I thought of Lara, of the arsehole who’d wanted to hurt her last week. The whole thing had made me appreciate Jamie even more deeply. Why wouldn’t I want to start a family with this man?
‘Don’t you think having a baby might make life more difficult?’ Jamie said, shuffling a little closer. ‘I won’t be earning any kind of salary for another two years at least. You’ll need a job, next summer. And with a child to think about—’
‘I could work part-time,’ I said, hopefully, naively. ‘Or shifts, or something. Plenty of people do it, Jamie. We’d muddle through.’
Our plan had always been to stay in Norwich after graduating, but over the past year I had already seen that our life trajectory was changing. Jamie had been spending an increasing amount of time in London. And Lara had been talking about moving there too, because that was where all the TV contacts were, the best assistant jobs. Earlier in the summer, she’d stayed with her cousin in Haringey while she shadowed an art director on a comedy series being shot in Finsbury Park. I’d missed her hugely. She was my oldest friend. My sister. She had every one of my best interests at heart. Any prolonged separation felt as unthinkable as running out of air. I wanted her – needed her – living near to me.

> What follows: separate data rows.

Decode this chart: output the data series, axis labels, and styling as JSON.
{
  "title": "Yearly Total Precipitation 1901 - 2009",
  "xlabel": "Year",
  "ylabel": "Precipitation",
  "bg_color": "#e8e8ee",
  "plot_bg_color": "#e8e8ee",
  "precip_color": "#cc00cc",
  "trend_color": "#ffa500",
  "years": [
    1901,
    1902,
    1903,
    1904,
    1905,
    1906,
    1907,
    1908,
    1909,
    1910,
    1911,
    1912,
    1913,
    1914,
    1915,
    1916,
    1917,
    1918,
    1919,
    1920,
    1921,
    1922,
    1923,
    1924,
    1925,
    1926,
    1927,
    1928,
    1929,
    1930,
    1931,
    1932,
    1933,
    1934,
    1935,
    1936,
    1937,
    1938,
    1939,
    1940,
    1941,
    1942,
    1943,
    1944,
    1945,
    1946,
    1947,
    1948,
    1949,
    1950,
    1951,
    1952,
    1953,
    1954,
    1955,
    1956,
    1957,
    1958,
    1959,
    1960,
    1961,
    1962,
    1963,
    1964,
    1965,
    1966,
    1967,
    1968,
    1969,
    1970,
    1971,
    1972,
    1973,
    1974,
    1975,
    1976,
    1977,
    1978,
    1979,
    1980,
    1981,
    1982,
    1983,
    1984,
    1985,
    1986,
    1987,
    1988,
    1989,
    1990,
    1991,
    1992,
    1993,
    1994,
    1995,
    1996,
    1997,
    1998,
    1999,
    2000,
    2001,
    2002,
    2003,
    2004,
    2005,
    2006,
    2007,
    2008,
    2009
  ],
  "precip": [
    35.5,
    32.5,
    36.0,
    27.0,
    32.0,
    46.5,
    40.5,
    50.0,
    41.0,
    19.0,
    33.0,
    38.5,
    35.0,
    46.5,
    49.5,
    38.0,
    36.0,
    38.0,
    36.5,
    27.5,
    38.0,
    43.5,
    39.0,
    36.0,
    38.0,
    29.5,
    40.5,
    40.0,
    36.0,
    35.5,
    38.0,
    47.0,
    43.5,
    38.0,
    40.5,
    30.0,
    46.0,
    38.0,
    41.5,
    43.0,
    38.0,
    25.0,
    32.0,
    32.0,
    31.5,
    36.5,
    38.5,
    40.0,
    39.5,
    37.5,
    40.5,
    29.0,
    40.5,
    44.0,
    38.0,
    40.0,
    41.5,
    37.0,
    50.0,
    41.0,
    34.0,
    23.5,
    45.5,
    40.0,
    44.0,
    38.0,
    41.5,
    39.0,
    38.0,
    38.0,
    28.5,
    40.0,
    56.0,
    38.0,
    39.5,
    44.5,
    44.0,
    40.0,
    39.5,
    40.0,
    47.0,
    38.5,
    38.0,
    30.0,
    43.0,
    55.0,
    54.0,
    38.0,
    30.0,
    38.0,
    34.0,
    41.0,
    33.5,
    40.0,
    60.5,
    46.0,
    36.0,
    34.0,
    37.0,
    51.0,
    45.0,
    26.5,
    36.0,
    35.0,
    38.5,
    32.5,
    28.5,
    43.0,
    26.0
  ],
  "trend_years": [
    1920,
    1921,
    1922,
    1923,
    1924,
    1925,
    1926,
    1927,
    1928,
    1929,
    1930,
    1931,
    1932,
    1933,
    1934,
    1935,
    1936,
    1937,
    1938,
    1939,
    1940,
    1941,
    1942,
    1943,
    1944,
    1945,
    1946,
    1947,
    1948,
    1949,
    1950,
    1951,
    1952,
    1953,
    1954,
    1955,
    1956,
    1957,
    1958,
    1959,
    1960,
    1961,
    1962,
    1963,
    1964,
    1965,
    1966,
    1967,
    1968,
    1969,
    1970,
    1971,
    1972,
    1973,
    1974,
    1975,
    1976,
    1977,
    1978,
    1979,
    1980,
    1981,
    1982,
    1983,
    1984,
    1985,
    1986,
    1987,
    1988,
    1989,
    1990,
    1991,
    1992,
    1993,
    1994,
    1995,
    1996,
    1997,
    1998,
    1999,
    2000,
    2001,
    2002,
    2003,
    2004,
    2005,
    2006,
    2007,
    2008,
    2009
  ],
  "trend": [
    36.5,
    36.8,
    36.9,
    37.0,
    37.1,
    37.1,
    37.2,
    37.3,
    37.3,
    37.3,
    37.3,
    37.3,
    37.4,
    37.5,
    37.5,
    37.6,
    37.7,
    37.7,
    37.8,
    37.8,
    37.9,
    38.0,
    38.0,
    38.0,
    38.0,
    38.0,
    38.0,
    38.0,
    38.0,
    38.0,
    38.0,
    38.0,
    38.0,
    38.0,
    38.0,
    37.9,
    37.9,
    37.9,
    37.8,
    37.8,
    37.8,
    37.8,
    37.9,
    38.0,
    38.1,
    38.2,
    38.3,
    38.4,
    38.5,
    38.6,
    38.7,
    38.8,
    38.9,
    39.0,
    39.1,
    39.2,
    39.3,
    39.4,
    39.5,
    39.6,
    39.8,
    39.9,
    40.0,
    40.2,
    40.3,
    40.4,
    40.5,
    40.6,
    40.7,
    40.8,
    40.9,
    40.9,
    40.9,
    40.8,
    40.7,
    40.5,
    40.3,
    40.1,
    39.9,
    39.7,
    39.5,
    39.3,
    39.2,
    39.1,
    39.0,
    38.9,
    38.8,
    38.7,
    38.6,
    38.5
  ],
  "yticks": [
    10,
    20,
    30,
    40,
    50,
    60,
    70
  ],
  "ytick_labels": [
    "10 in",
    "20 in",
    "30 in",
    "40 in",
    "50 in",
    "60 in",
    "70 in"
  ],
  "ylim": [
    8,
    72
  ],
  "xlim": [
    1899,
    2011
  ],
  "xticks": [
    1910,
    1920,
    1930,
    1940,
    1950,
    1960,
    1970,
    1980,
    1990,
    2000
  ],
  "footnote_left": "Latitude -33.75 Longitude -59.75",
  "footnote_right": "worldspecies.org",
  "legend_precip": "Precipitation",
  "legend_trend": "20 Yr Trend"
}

London was starting to feel like where we were all supposed to be.
The high peal of a fire engine penetrated the stillness then. Something set alight by the heat, maybe. Tinder-dry grass ignited by the spark of a chucked cigarette, an abandoned barbecue.
I tugged Jamie’s arms more tightly around me and we lay wordlessly together for a few minutes. I was trying to remember to stay in the moment, to enjoy the press of his bare skin to mine, the cushion of his stomach against the ridge of my hip.
‘You never told me you wanted to have kids so young,’ he said.
‘I didn’t till I met you. And I was so happy when that test came back positive. So doesn’t that mean it’s the right thing?’
As Jamie seemed to be working out how to reply, my emotions overtook me without warning.
‘I don’t know how to let go,’ I gasped. Panic poured into my throat. ‘I don’t know how to not want this, Jamie.’
‘Hey, hey. It’s okay to want it, Neve. It’s okay.’ He put a hand out to stroke my face and hair, his palm cool against my skin.
I knew by now that my longing had moved beyond the boundaries of anything rational. The need to have another baby felt physical.
I’d tried to explain it to Lara before. The overwhelm of yearning for motherhood. She said she’d never felt anything physically that way. But she didn’t judge, or try to dissuade me. She was unfailingly supportive, if slightly despondent about my career, and the apparent forthcoming destruction of my vagina.
‘Let’s wait till we graduate. Ten months is going to fly,’ Jamie whispered. And then he moved tenderly on top of me, and we made love, and it was long and intense in a way that felt like he was giving me his word.
Chapter 46.
Now
I’ve arranged to meet Lara at her mum’s house. Before I’ve even had a chance to ring the bell, Corinne opens the door, enveloping me in a hug. Felix is standing in the hallway behind her. From within Corinne’s grasp, I raise my hand and nod. He meets my eye, smiles softly, and nods right back.
She looks even older than I’d been expecting, and she feels fragile in my arms, more bone than flesh. Exhaustion clings to her like smoke. Her cropped hair is almost white now, and her skin has the texture of cigarette paper. But she still has her trademark suntan, even though it’s nearly Christmas. I smile as I recall the Corinne I knew years ago, who would dash hopefully outside in a bikini whenever the centigrade hit twenty.
‘I’ve missed you, darling girl,’ she murmurs into my hair. She smells exactly how I remember, a cloud of coal tar soap and Estée Lauder.
‘I’m so sorry about Billy,’ I say, my voice flimsy with emotion. I think about watching them dance in the kitchen, late at night, to ‘At Last’.
I wonder if that was their song, if they played it at Billy’s funeral. But I don’t ask.
Corinne squeezes me harder, and after a couple of moments I realise it’s because she can’t speak. Behind her, Felix puts a silent hand on her shoulder.
Eventually, she pulls out of the hug and manages to say, ‘How’s your mum, Neve?’
‘Same as ever.’
‘I still think of her, sometimes.’ Then she tells me Felix is taking her out for lunch. ‘I’m being spoilt,’ she says, smiling.
I stare at them. ‘Oh, I...’ I thought I was here to see you. Have there been crossed wires? Is this something to do with Felix? ‘Please don’t leave on my account.’
‘Not at all,’ he says, graciously, as Corinne puts on a coat. ‘Nice to see you again, Neve.’
I must have misunderstood.
Just before Corinne shuts the door behind her, she gives me a funny look, one I can’t quite interpret. ‘Lara never stopped loving you, Neve, you know.’